Pope urges opportunities for
prisoners to reform and reintegrate
Pope Francis addressed participants in the Vatican conference on the Catholic church's pastoral care of prisons (Vatican Media) |
Pope Francis on Friday met some 50 participants in an
international conference on the Catholic Church’s pastoral care of prisons.
By Robin Gomes
Pope Francis is urging for a change in the outlook and
approach in treating prisoners who, he said, must be offered equal
opportunities for reform, development and reintegration.
He made the remark to the participants in the international
conference on the theme, “Integral Human Development and Catholic Prison
Pastoral Care”. The November 7 - 8 meeting was organized by the Vatican
Dicastery for Promoting Integral Human Development.
Integral human development
The Pope said, “Many times society, through legalistic and
inhumane decisions, justified by an alleged search for good and security, seeks
in the isolation and detention of those who act against social norms, the
ultimate solution to the problems of community life.”
The Pope lamented that large amounts of public resources are
allocated to suppressing offenders instead of truly seeking the promotion of
the integral development of people, which reduces the circumstances that encourage
committing of illegal acts.
He said, “It is easier and comfortable to suppress than to
educate, to deny the injustice present in society and to create these spaces
for shutting off transgressors into oblivion than to offer equal opportunities
for development to all citizens.” He said this is an “educated way
of discarding persons”.
Reintegration
Pope Francis noted that places of detention often fail to
promote reintegration into society because they lack sufficient resources and
also because of frequent overcrowding which turns prisons into real places of
what he called, “depersonalisation”. On the contrary, real social
reintegration, he said, starts by guaranteeing opportunities for development,
education, decent work, access to healthcare, as well as generating public
spaces for civic participation.
The Pope urged today’s society to overcome the
stigmatization of someone who has made a mistake because, he said, “instead of
offering help and adequate resources to live a dignified life, we are accustomed
to discarding the person rather than making efforts for him or her to return to
the love of God in his or her life.”
Often, he said, a person leaving prison faces an alien world
that does not recognize him or her as trustworthy, denying him or her the
possibility of working for a dignified livelihood.
With these people prevented from regaining the full exercise
of their dignity, the Pope warned, they are once again exposed to the dangers
of the lack of development opportunities, in the midst of violence and
insecurity.
The Holy Father said that these prisoners, who have already
served their sentences for the evil committed, should not be subject to a new
social punishment with rejection and indifference.

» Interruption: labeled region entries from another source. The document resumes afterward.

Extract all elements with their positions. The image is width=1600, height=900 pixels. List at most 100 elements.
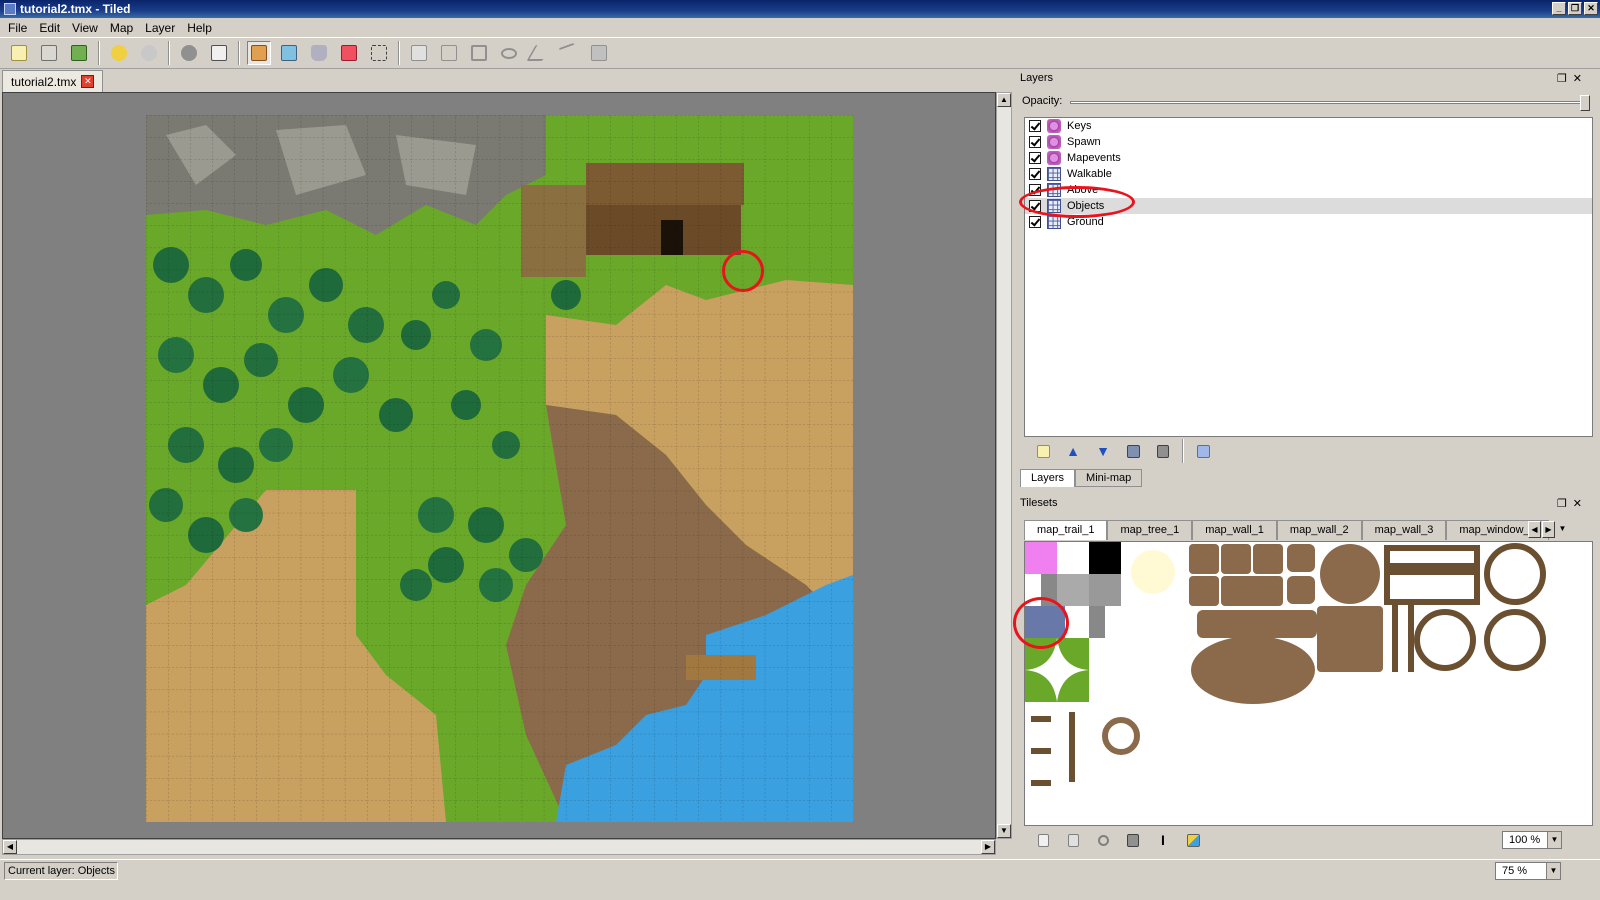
- menu-file[interactable]: File: [2, 21, 33, 35]
- tileset-tab-map-trail-1[interactable]: map_trail_1: [1024, 520, 1108, 540]
- layer-row-mapevents[interactable]: Mapevents: [1025, 150, 1592, 166]
- new-tileset-button[interactable]: [1031, 828, 1055, 852]
- tileset-tab-navigation: ◀ ▶ ▼: [1528, 521, 1569, 538]
- select-objects-button[interactable]: [407, 41, 431, 65]
- raise-layer-button[interactable]: ▲: [1061, 439, 1085, 463]
- rectangle-select-icon: [371, 45, 387, 61]
- tileset-tab-map-wall-3[interactable]: map_wall_3: [1361, 520, 1447, 540]
- bucket-fill-button[interactable]: [307, 41, 331, 65]
- trash-icon: [1157, 444, 1169, 458]
- random-mode-button[interactable]: [177, 41, 201, 65]
- layers-dock-tabs: Layers Mini-map: [1020, 469, 1143, 487]
- insert-polygon-button[interactable]: [526, 41, 552, 65]
- layer-visibility-checkbox[interactable]: [1029, 216, 1041, 228]
- tab-scroll-right-icon[interactable]: ▶: [1542, 521, 1555, 538]
- layer-row-keys[interactable]: Keys: [1025, 118, 1592, 134]
- dice-icon: [211, 45, 227, 61]
- tileset-zoom-select[interactable]: 100 % ▼: [1502, 831, 1562, 849]
- opacity-slider[interactable]: [1070, 101, 1590, 104]
- document-tab[interactable]: tutorial2.tmx ✕: [2, 70, 103, 92]
- magnifier-icon: [1097, 834, 1109, 846]
- map-vertical-scrollbar[interactable]: ▲ ▼: [996, 92, 1012, 839]
- chevron-down-icon[interactable]: ▼: [1546, 863, 1560, 879]
- save-map-button[interactable]: [67, 41, 91, 65]
- rectangle-select-button[interactable]: [367, 41, 391, 65]
- open-map-button[interactable]: [37, 41, 61, 65]
- tileset-tab-map-tree-1[interactable]: map_tree_1: [1107, 520, 1193, 540]
- add-layer-icon: [1036, 444, 1050, 458]
- window-titlebar: tutorial2.tmx - Tiled _ ❐ ✕: [0, 0, 1600, 18]
- chevron-down-icon[interactable]: ▼: [1547, 832, 1561, 848]
- tileset-tab-map-wall-2[interactable]: map_wall_2: [1276, 520, 1362, 540]
- eraser-button[interactable]: [337, 41, 361, 65]
- object-layer-icon: [1047, 135, 1061, 149]
- terrain-brush-button[interactable]: [277, 41, 301, 65]
- tileset-image-button[interactable]: [1181, 828, 1205, 852]
- float-dock-icon[interactable]: ❐: [1557, 498, 1573, 510]
- tileset-tab-map-wall-1[interactable]: map_wall_1: [1192, 520, 1277, 540]
- tileset-view[interactable]: [1024, 541, 1593, 826]
- tileset-properties-button[interactable]: [1091, 828, 1115, 852]
- layer-visibility-checkbox[interactable]: [1029, 168, 1041, 180]
- insert-tile-button[interactable]: [587, 41, 611, 65]
- minimize-button[interactable]: _: [1552, 2, 1566, 15]
- stamp-brush-button[interactable]: [247, 41, 271, 65]
- tiled-app-icon: [4, 3, 16, 15]
- tab-scroll-left-icon[interactable]: ◀: [1528, 521, 1541, 538]
- edit-polygons-button[interactable]: [437, 41, 461, 65]
- layer-row-spawn[interactable]: Spawn: [1025, 134, 1592, 150]
- remove-tileset-button[interactable]: [1121, 828, 1145, 852]
- layer-properties-button[interactable]: [1191, 439, 1215, 463]
- menu-map[interactable]: Map: [104, 21, 139, 35]
- insert-polygon-icon: [526, 45, 552, 61]
- layer-visibility-checkbox[interactable]: [1029, 120, 1041, 132]
- import-tileset-button[interactable]: [1061, 828, 1085, 852]
- scroll-right-icon[interactable]: ▶: [981, 840, 995, 854]
- map-zoom-select[interactable]: 75 % ▼: [1495, 862, 1561, 880]
- restore-button[interactable]: ❐: [1568, 2, 1582, 15]
- layer-row-walkable[interactable]: Walkable: [1025, 166, 1592, 182]
- tile-map[interactable]: [146, 115, 853, 822]
- close-dock-icon[interactable]: ✕: [1573, 498, 1588, 510]
- opacity-slider-handle[interactable]: [1580, 95, 1590, 111]
- scroll-down-icon[interactable]: ▼: [997, 824, 1011, 838]
- menu-edit[interactable]: Edit: [33, 21, 66, 35]
- layer-toolbar: ▲ ▼: [1024, 439, 1593, 463]
- layer-visibility-checkbox[interactable]: [1029, 152, 1041, 164]
- layer-row-ground[interactable]: Ground: [1025, 214, 1592, 230]
- edit-terrain-button[interactable]: I: [1151, 828, 1175, 852]
- new-tileset-icon: [1037, 833, 1049, 847]
- menu-view[interactable]: View: [66, 21, 104, 35]
- new-map-button[interactable]: [7, 41, 31, 65]
- scroll-up-icon[interactable]: ▲: [997, 93, 1011, 107]
- add-layer-button[interactable]: [1031, 439, 1055, 463]
- tab-layers[interactable]: Layers: [1020, 469, 1076, 487]
- insert-rectangle-button[interactable]: [467, 41, 491, 65]
- layer-visibility-checkbox[interactable]: [1029, 136, 1041, 148]
- status-bar: Current layer: Objects 75 % ▼: [0, 859, 1600, 900]
- tileset-image[interactable]: [1025, 542, 1593, 826]
- new-icon: [11, 45, 27, 61]
- duplicate-layer-button[interactable]: [1121, 439, 1145, 463]
- object-layer-icon: [1047, 119, 1061, 133]
- lower-layer-button[interactable]: ▼: [1091, 439, 1115, 463]
- close-tab-icon[interactable]: ✕: [81, 75, 95, 88]
- delete-layer-button[interactable]: [1151, 439, 1175, 463]
- select-objects-icon: [411, 45, 427, 61]
- tab-list-dropdown-icon[interactable]: ▼: [1556, 521, 1569, 538]
- menu-layer[interactable]: Layer: [139, 21, 181, 35]
- insert-ellipse-button[interactable]: [497, 41, 521, 65]
- scroll-left-icon[interactable]: ◀: [3, 840, 17, 854]
- close-dock-icon[interactable]: ✕: [1573, 73, 1588, 85]
- map-horizontal-scrollbar[interactable]: ◀ ▶: [2, 839, 996, 855]
- undo-button[interactable]: [107, 41, 131, 65]
- insert-polyline-button[interactable]: [557, 41, 581, 65]
- redo-button[interactable]: [137, 41, 161, 65]
- close-window-button[interactable]: ✕: [1584, 2, 1598, 15]
- dice-button[interactable]: [207, 41, 231, 65]
- menu-help[interactable]: Help: [181, 21, 218, 35]
- float-dock-icon[interactable]: ❐: [1557, 73, 1573, 85]
- tab-minimap[interactable]: Mini-map: [1075, 469, 1143, 487]
- map-view[interactable]: [2, 92, 996, 839]
- menu-bar: File Edit View Map Layer Help: [0, 18, 1600, 37]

Such aversion, he warned,
exposes them to falling back on the same mistakes.
Window and horizon
Setting aside his prepared Spanish text, the Pope offered
the participants two images to take back home to their countries and
regions. Firstly, he said, one cannot speak about debt repayment by
prisoners without offering them a window and one cannot change his life without
seeing a horizon. He asked the participants to make sure their prisons
always have a window and a horizon. “Even a life sentence, which for me
is debatable, would have to have a horizon,” he stressed.
The second image is drawn from the Pope’s own experience at
the Devoto Prison of his native Buenos Aires, where he used to see a long line
of mothers of detainees being subjected to security checks, often humiliating.
For the sake of their children, these women were not ashamed to be seen
by everyone. The Pope urged that the Church learn about motherhood from these
women for these detained brothers and sisters.